В одно майское воскресное утро Паша, как всегда, проснулся раньше Соньки и потянулся за своим любимым Марком Твеном. Вдруг раздался сильный стук в дверь, и Паша услышал, как его друг Вовка громко протараторил за дверью:
– Паш, Паш! Пошли! Бабушка хлеба напекла.
У Паши было много друзей в округе, но самыми близкими были Вовка, чей дом находился по левую сторону от Пашиного, и Димка, который жил на параллельной улице. В школе у Паши тоже было много друзей и лучшим другом был Генка, который часто приходил в гости. Но о Димке и Генке потом. А в это утро Паша вмиг подскочил с кровати, натянул брюки и побежал открывать дверь.
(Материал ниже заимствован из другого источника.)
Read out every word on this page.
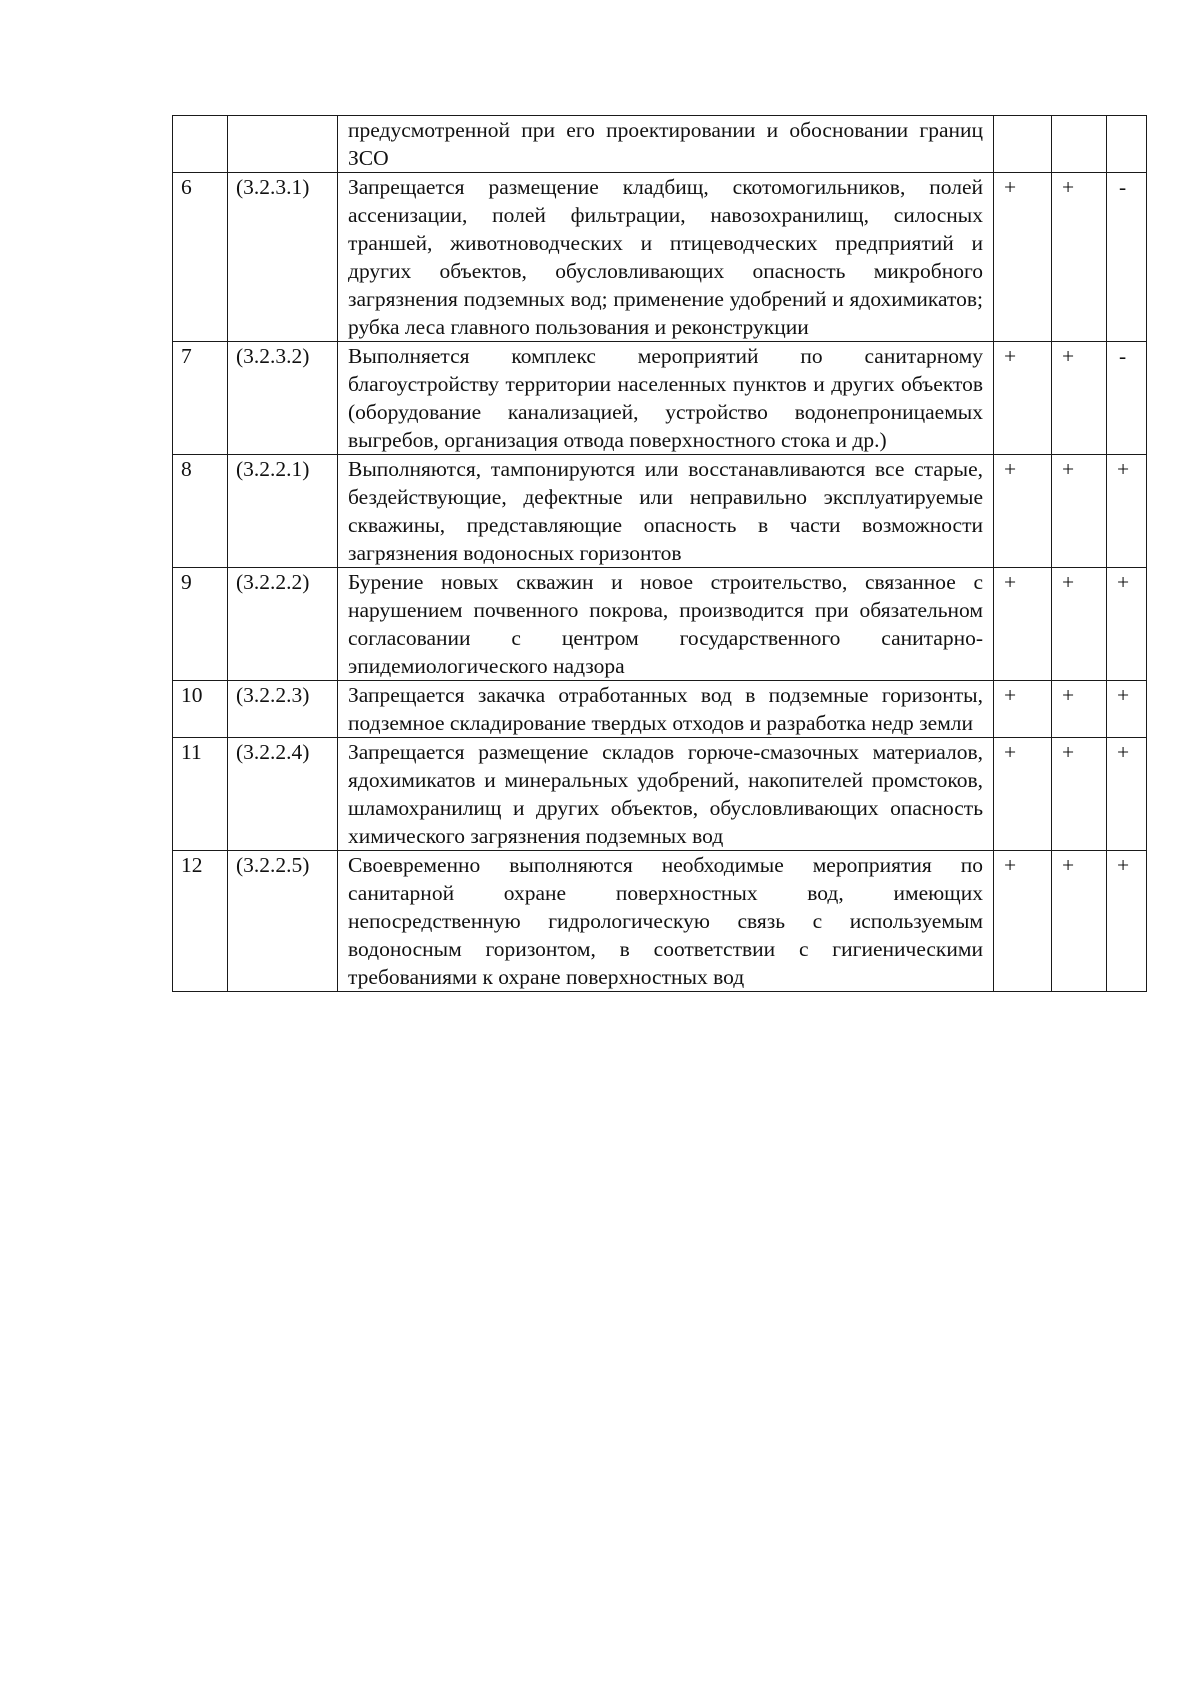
		предусмотренной при его проектировании и обосновании границ ЗСО			
6	(3.2.3.1)	Запрещается размещение кладбищ, скотомогильников, полей ассенизации, полей фильтрации, навозохранилищ, силосных траншей, животноводческих и птицеводческих предприятий и других объектов, обусловливающих опасность микробного загрязнения подземных вод; применение удобрений и ядохимикатов; рубка леса главного пользования и реконструкции	+	+	-
7	(3.2.3.2)	Выполняется комплекс мероприятий по санитарному благоустройству территории населенных пунктов и других объектов (оборудование канализацией, устройство водонепроницаемых выгребов, организация отвода поверхностного стока и др.)	+	+	-
8	(3.2.2.1)	Выполняются, тампонируются или восстанавливаются все старые, бездействующие, дефектные или неправильно эксплуатируемые скважины, представляющие опасность в части возможности загрязнения водоносных горизонтов	+	+	+
9	(3.2.2.2)	Бурение новых скважин и новое строительство, связанное с нарушением почвенного покрова, производится при обязательном согласовании с центром государственного санитарно-эпидемиологического надзора	+	+	+
10	(3.2.2.3)	Запрещается закачка отработанных вод в подземные горизонты, подземное складирование твердых отходов и разработка недр земли	+	+	+
11	(3.2.2.4)	Запрещается размещение складов горюче-смазочных материалов, ядохимикатов и минеральных удобрений, накопителей промстоков, шламохранилищ и других объектов, обусловливающих опасность химического загрязнения подземных вод	+	+	+
12	(3.2.2.5)	Своевременно выполняются необходимые мероприятия по санитарной охране поверхностных вод, имеющих непосредственную гидрологическую связь с используемым водоносным горизонтом, в соответствии с гигиеническими требованиями к охране поверхностных вод	+	+	+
Вовкина бабушка пекла такой вкусный хлеб, что одна только мысль о нем наполняла рот слюной. Когда-то давно Вовкин отец соорудил глиняную печь у себя во дворе специально для того, чтобы печь хлеб, да и другие мучные изделия. Когда на улице стояла теплая и сухая погода, Вовкина бабушка разводила хлебную опару, рано утром растапливала древесиной печь и выпекала хлеб. Древесина придавала особый аромат хлебу, запах которого распространялся на всю округу, вызывая аппетит не только у детей, но и у взрослых. В магазине такого вкусного хлеба ни за что не купишь. Вовкина бабушка обычно пекла по воскресеньям, и в такие хлебные дни Вовка часто приглашал друга отведать бабушкиного хлеба.
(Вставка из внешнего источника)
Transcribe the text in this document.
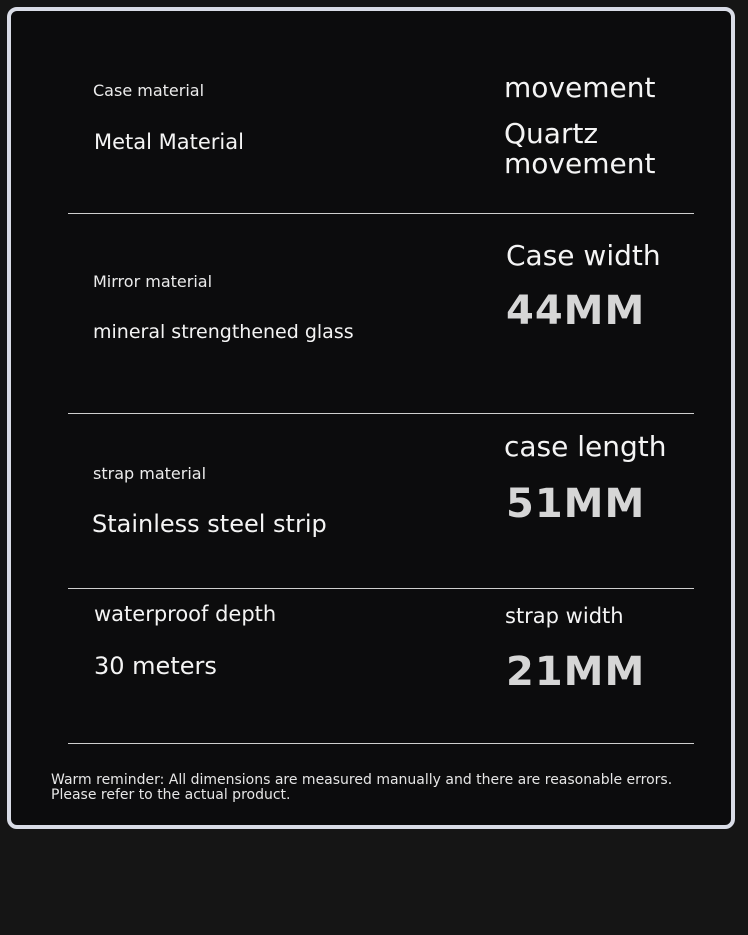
Case material
Metal Material
movement
Quartz
movement
Mirror material
mineral strengthened glass
Case width
44MM
strap material
Stainless steel strip
case length
51MM
waterproof depth
30 meters
strap width
21MM
Warm reminder: All dimensions are measured manually and there are reasonable errors.
Please refer to the actual product.
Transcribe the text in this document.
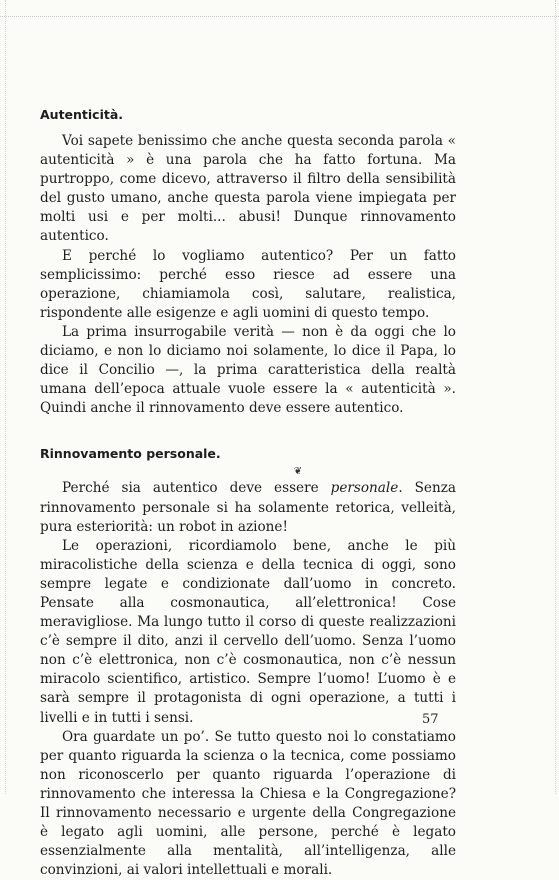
Autenticità.

Voi sapete benissimo che anche questa seconda parola « autenticità » è una parola che ha fatto fortuna. Ma purtroppo, come dicevo, attraverso il filtro della sensibilità del gusto umano, anche questa parola viene impiegata per molti usi e per molti... abusi! Dunque rinnovamento autentico.

E perché lo vogliamo autentico? Per un fatto semplicissimo: perché esso riesce ad essere una operazione, chiamiamola così, salutare, realistica, rispondente alle esigenze e agli uomini di questo tempo.

La prima insurrogabile verità — non è da oggi che lo diciamo, e non lo diciamo noi solamente, lo dice il Papa, lo dice il Concilio —, la prima caratteristica della realtà umana dell’epoca attuale vuole essere la « autenticità ». Quindi anche il rinnovamento deve essere autentico.

Rinnovamento personale.
❦

Perché sia autentico deve essere personale. Senza rinnovamento personale si ha solamente retorica, velleità, pura esteriorità: un robot in azione!

Le operazioni, ricordiamolo bene, anche le più miracolistiche della scienza e della tecnica di oggi, sono sempre legate e condizionate dall’uomo in concreto. Pensate alla cosmonautica, all’elettronica! Cose meravigliose. Ma lungo tutto il corso di queste realizzazioni c’è sempre il dito, anzi il cervello dell’uomo. Senza l’uomo non c’è elettronica, non c’è cosmonautica, non c’è nessun miracolo scientifico, artistico. Sempre l’uomo! L’uomo è e sarà sempre il protagonista di ogni operazione, a tutti i livelli e in tutti i sensi.

Ora guardate un po’. Se tutto questo noi lo constatiamo per quanto riguarda la scienza o la tecnica, come possiamo non riconoscerlo per quanto riguarda l’operazione di rinnovamento che interessa la Chiesa e la Congregazione? Il rinnovamento necessario e urgente della Congregazione è legato agli uomini, alle persone, perché è legato essenzialmente alla mentalità, all’intelligenza, alle convinzioni, ai valori intellettuali e morali.

57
Паша открыл Вовке дверь. Отца в доме не было. Наверное, возится в сарае, мелькнула у Паши мысль.
– Сейчас, подожди, я только обуюсь.
Паша побежал обратно в детскую. Сонька сидела на кровати и потирала сонные глаза.
– Кто пришел, Паш? – спросила она, еще не проснувшись как следует.
Паша хотел было сказать «не твое дело», но ему совестно стало, и он буркнул:
– Я к Вовке.
И тут Сонька жалобным голосом пропела:
– А можно и я с тобой?
Такой неожиданный вопрос смутил Пашу. Никогда раньше она не просила взять ее с собой на хлебный пир. А тут взяла и спросила ни с того ни с сего. Что же делать? С одной стороны, ему неудобно просить у друга за сестру. Вовка все-таки был Пашиным другом, а не Сонькиным, и приглашал он только Пашу. Но, с другой стороны, Сонька так жалостливо смотрела на Пашу, что оставлять ее дома одну у него просто совести не хватило.
– Подожди! – он наказал Соньке. – Я у Вовки спрошу.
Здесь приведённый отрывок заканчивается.